El ruido de un costal cayendo al suelo vino después.

-Si buscan más acción, tenemos nuestros desayunos familiares tipo buffet donde podrán disfrutar con su "familia feliz" de lo mejor de nuestra cocina alemana. Campos minados se han instalado alrededor de cada mesa para que quienes hayan ido a la guerra, no extrañen el ambiente.

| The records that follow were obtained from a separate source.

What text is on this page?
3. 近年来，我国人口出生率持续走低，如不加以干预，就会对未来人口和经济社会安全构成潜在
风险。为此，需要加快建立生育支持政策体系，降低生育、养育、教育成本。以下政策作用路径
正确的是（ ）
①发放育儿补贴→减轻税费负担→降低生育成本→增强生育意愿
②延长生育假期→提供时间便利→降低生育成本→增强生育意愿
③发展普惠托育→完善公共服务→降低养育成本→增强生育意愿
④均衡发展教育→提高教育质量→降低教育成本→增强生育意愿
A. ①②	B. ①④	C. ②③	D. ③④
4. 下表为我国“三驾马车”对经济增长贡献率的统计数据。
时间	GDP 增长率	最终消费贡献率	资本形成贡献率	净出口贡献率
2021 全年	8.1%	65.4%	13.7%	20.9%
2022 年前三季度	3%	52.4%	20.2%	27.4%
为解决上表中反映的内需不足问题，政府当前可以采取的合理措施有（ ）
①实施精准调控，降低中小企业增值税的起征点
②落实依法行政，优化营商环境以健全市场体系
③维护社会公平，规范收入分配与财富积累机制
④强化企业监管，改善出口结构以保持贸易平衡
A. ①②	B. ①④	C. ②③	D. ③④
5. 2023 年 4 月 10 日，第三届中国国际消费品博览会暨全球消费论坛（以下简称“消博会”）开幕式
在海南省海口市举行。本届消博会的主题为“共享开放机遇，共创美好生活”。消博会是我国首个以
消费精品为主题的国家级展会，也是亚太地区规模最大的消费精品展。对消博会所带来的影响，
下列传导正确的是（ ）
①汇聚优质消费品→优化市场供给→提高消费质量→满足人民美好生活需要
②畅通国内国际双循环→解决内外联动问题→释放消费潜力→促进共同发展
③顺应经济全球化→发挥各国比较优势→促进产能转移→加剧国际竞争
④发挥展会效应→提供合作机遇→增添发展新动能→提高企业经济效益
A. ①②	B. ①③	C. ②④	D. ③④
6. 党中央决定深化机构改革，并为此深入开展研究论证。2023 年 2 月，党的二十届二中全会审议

Solamente les rogamos no llevarse las granadas diseñadas como centro de mesa dado que se nos están escaseando.

-Chistosita – rechinó Flammy los dientes.

-Para quien gusta de las alturas – siguió Ruth – tenemos un enorme rascacielos desde podrán aventarse con confianza para disfrutar de la hermosa panorámica de la selva que nos rodea… no se preocupen que nadie hará nada por detenerlos.

Silencio.

-Oh, perdón – se excusó Ruth – creo que ya no hay necesidad de esa atracción…en fin, por último los invitamos a nuestro antro de moda "Losers" donde los juniors se la pasan de lo lindo.

-¿Hacen descuento? – alzó la mano Neil.

-No te preocupes, Neil – sonrió Ruth – lo nombraron así en tu honor, un retrato tuyo esta en la entrada y una escultura igualita a ti se erigió en el baño, por lo que la casa invita. ¡Qué se diviertan!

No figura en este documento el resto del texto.